Wir saßen am Swimmingpool, tranken einen Sundowner und stritten uns über den »Eindimensionalen Menschen«, den der Philosoph einst erfunden hatte. (Gemeint war vermutlich ein plattgedrückter Mensch; der wäre allerdings zweidimensional gewesen. Geometrie war nicht die Stärke des Philosophen.)
Beide engagierten sich heftig im Aufbegehren gegen den Krieg in Vietnam. Lettaus Pflichten als Lehrer haben darunter kaum gelitten. Er erzählte mir, daß er seinen Studenten seit Jahr und Tag nur zwei Werke der deutschen Literatur nahebrachte. Die mußten sie nicht nur in Übersetzungen, sondern im Original lesen: den Heinrich von Ofterdingen und die Erzählungen Kafkas. Wie habe ich mich über die Widersprüche dieser beiden gefreut, über ihren Ernst ebenso wie über ihre Grillen!
Dann weiter nach Papeete, der Hauptstadt von Französisch-Polynesien. Über dem Amtssitz des Präfekten wehte die Trikolore. Tahiti war Frankreichs Vorposten im Pazifik. Auf dem Flughafen wurden Touristengruppen aus Japan und den USA ausgeladen. Weil ich nicht in die wartenden Busse einsteigen wollte, mußte ich mit einem illegalen Taxifahrer verhandeln, um dem Gedränge zu entkommen. Der Chauffeur, ein stämmiger Polynesier, der nur gebrochen Französisch sprach, brachte mich auf Umwegen zu einem heruntergekommenen kolonialen Holzhaus am Ende einer Palmenallee. Über dem Strohdach ging ein Wolkenbruch nieder.

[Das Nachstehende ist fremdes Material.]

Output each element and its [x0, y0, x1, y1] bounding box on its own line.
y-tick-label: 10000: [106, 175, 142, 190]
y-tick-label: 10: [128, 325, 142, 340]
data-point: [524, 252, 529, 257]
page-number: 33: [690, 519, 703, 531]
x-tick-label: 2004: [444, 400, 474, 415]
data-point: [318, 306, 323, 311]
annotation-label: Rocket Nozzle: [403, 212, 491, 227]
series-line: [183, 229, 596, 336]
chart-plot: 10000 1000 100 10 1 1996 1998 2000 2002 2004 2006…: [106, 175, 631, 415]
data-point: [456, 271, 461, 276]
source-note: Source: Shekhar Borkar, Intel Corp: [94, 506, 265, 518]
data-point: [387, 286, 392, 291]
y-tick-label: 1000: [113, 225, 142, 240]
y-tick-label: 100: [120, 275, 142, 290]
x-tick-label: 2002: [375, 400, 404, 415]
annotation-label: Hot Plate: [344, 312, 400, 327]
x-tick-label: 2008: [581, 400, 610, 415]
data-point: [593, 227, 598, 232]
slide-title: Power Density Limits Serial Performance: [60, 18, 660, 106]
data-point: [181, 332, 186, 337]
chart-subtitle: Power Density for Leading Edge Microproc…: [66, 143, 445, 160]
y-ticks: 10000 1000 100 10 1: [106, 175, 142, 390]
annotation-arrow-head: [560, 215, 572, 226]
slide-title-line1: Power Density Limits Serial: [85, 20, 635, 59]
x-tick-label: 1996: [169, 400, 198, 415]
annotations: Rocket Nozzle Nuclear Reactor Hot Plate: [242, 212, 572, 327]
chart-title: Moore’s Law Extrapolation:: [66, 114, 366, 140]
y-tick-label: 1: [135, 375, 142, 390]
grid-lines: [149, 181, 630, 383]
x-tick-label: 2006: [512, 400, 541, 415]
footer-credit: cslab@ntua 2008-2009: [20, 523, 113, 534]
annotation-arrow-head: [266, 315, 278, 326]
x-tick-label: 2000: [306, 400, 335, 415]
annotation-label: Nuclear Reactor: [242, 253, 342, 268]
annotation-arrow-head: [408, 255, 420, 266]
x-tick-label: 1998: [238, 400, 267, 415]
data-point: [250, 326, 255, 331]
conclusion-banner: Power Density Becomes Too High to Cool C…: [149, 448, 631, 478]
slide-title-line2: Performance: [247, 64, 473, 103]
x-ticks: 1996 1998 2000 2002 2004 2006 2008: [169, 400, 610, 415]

In meiner Erinnerung fährt die Kamera auf eine offene Veranda zu. Man hört, wie der Regen auf das Dach trommelt. Acht muskulöse Indios, die auf wackligen Stühlen rauchen, dösen schweigend vor sich hin. Sie können weder lesen noch schreiben, und sie begreifen nicht, wie sie nach Tahiti geraten sind. Ein korrekt gekleideter Herr mit melancholischem Gesichtsausdruck, der mich höflich begrüßt, erklärt mir, daß sie auf Gelder, Papiere, Zusicherungen und auf ein Flugzeug warten, das sie nach Paris bringen soll. Ich stelle mich dem Herrn vor, und er überreicht mir seine Visitenkarte. Er heißt Salvador Allende und ist Senator. Außerhalb Chiles hat kaum jemand von ihm gehört. Seine Schützlinge sind die letzten Überlebenden von Che Guevaras bolivianischer Expedition. Am andern Morgen bringt er mich in die Hauptstadt zurück, wo er telephonieren muß, und ich setze meinen Blindflug nach Westen fort.